In his defense, he has thrown an absurd 55 passes more than the next quarterback, but the interceptions have been truly costly to his team. Many of them have come in similar fashion to Philip Rivers' and Jay Cutler's, as witnessed against the Arizona Cardinals this past weekend.
He threw two pick-sixes against the Cardinals, one of which he telegraphed into the hands of safety Rashad Johnson. Lined up in shotgun with two receivers to his left and a lone receiver to his right, Stafford caught the snap and took a five-step drop.
Once he reached the top of his drop, his back foot planted into the ground, and all of his weight flung back on it.
As he went to throw the football, he failed to transfer his weight, as it was still on his back foot.

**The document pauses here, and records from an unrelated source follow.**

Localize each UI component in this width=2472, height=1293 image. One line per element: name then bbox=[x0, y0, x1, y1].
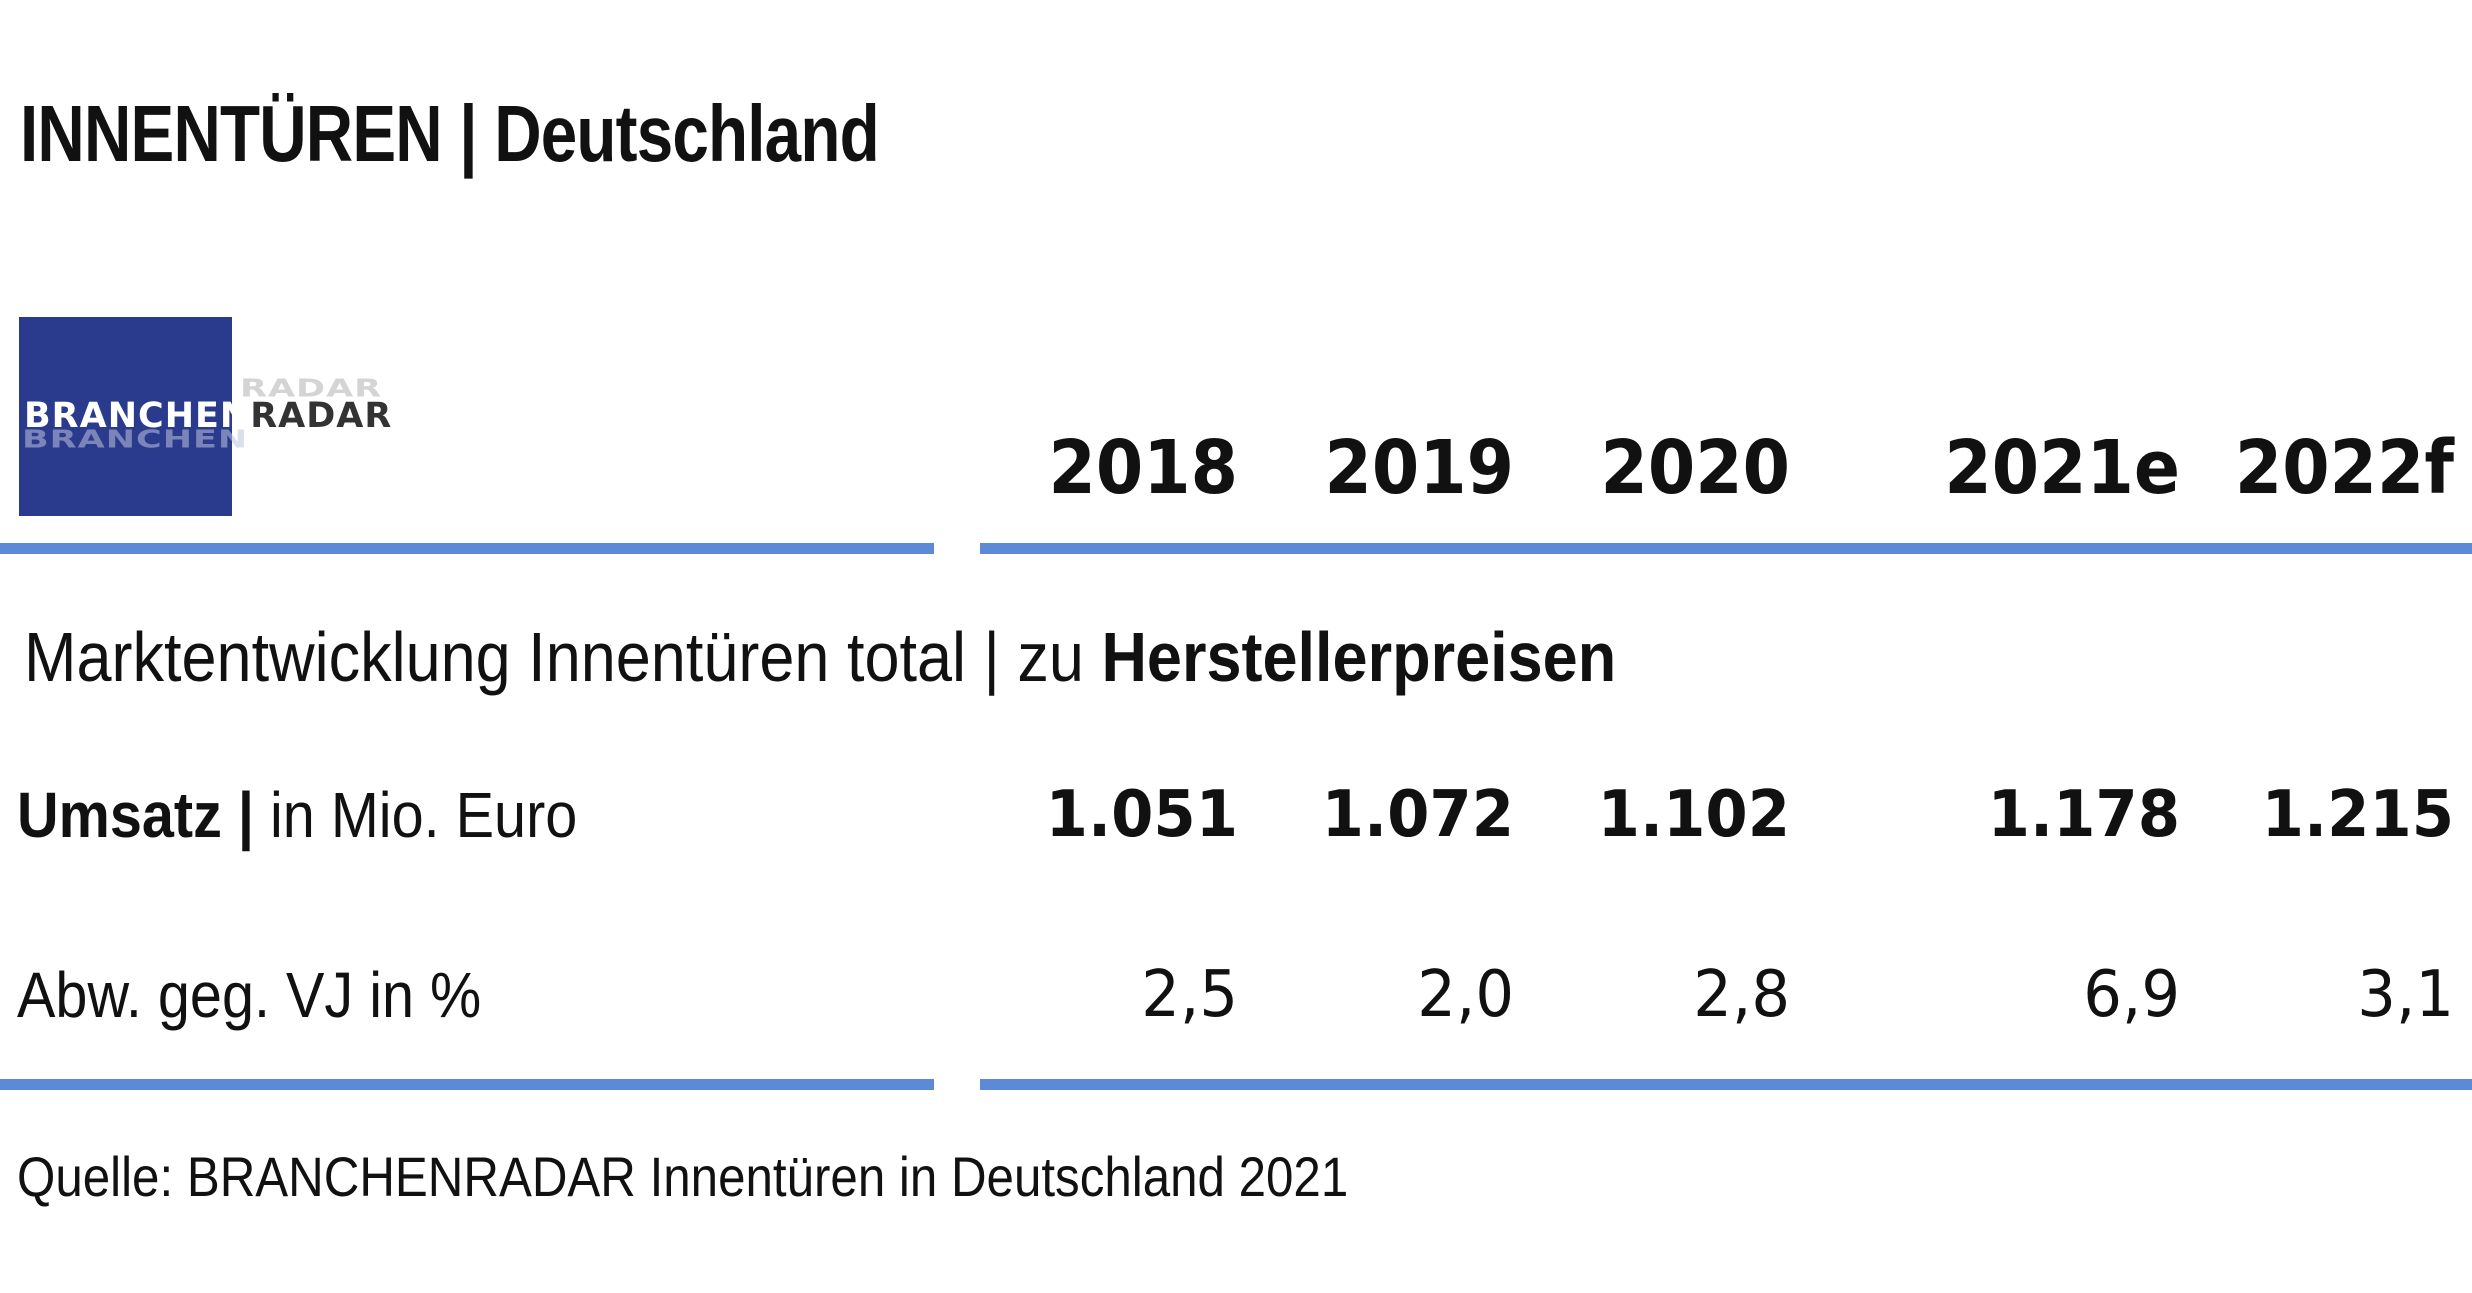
year-header-1: 2019 bbox=[1324, 425, 1514, 511]
abweichung-value-4: 3,1 bbox=[2357, 958, 2454, 1032]
row-label-umsatz-plain: in Mio. Euro bbox=[253, 779, 578, 851]
top-rule-right bbox=[980, 543, 2472, 554]
abweichung-value-2: 2,8 bbox=[1693, 958, 1790, 1032]
umsatz-value-3: 1.178 bbox=[1987, 778, 2180, 852]
title-separator: | bbox=[441, 89, 495, 178]
umsatz-value-2: 1.102 bbox=[1597, 778, 1790, 852]
umsatz-value-0: 1.051 bbox=[1045, 778, 1238, 852]
row-label-abweichung-plain: Abw. geg. VJ in % bbox=[17, 959, 482, 1031]
source-note: Quelle: BRANCHENRADAR Innentüren in Deut… bbox=[17, 1145, 1349, 1208]
row-label-abweichung: Abw. geg. VJ in % bbox=[17, 958, 481, 1032]
logo-reflection: BRANCHEN bbox=[22, 426, 248, 454]
table-subtitle: Marktentwicklung Innentüren total | zu H… bbox=[24, 617, 1616, 697]
umsatz-value-1: 1.072 bbox=[1321, 778, 1514, 852]
logo-part1: BRANCHEN bbox=[24, 396, 251, 436]
logo-reflection-radar: RADAR bbox=[240, 375, 382, 403]
umsatz-value-4: 1.215 bbox=[2261, 778, 2454, 852]
bottom-rule-right bbox=[980, 1079, 2472, 1090]
page-title: INNENTÜREN | Deutschland bbox=[20, 88, 880, 180]
abweichung-value-0: 2,5 bbox=[1141, 958, 1238, 1032]
logo-reflection-radar-text: RADAR bbox=[240, 375, 383, 403]
year-header-4: 2022f bbox=[2234, 425, 2454, 511]
logo-part2: RADAR bbox=[250, 396, 393, 436]
logo-wordmark: BRANCHENRADAR bbox=[24, 396, 392, 436]
row-label-umsatz-bold: Umsatz | bbox=[17, 779, 254, 851]
subtitle-bold: Herstellerpreisen bbox=[1101, 618, 1617, 696]
abweichung-value-1: 2,0 bbox=[1417, 958, 1514, 1032]
logo-reflection-text: BRANCHEN bbox=[22, 426, 249, 454]
top-rule-left bbox=[0, 543, 934, 554]
title-region: Deutschland bbox=[494, 89, 879, 178]
abweichung-value-3: 6,9 bbox=[2083, 958, 2180, 1032]
year-header-0: 2018 bbox=[1048, 425, 1238, 511]
title-main: INNENTÜREN bbox=[20, 89, 443, 178]
year-header-3: 2021e bbox=[1944, 425, 2180, 511]
bottom-rule-left bbox=[0, 1079, 934, 1090]
subtitle-plain: Marktentwicklung Innentüren total | zu bbox=[24, 618, 1102, 696]
year-header-2: 2020 bbox=[1600, 425, 1790, 511]
row-label-umsatz: Umsatz | in Mio. Euro bbox=[17, 778, 577, 852]
logo bbox=[19, 317, 232, 516]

He opened his hips up to his left and attempted to drive the football to his intended target with pure velocity. In doing so, he drifted to his left, and his footwork became very sloppy. He established a poor base, and the velocity that he had hoped to throw with was not generated.
Consequently, Johnson jumped the pass after planting his foot in the ground and attacking the football. He returned it for a touchdown in the final minute of the first half.
Just like that, Matthew Stafford put his team in a two-touchdown hole.
Coming out of school and into the early years of their careers, Jay Cutler, Philip Rivers and Matthew Stafford were considered three of the most talented passers that the league had seen in a long time.
Each of the signal-callers had a lot of physical talent, toughness and understood the game very well. However, in the last couple of years, all three have struggled with poor decisions and footwork.
These struggles can be partly attributed to the lack of quality blocking they have received, as well as the sheer number of throws they've attempted.
Despite these attributions, they are not the sole reason the three quarterbacks have struggled as their footwork has been sub-par. It is only when they clean it up will they will become three of the league's best once again.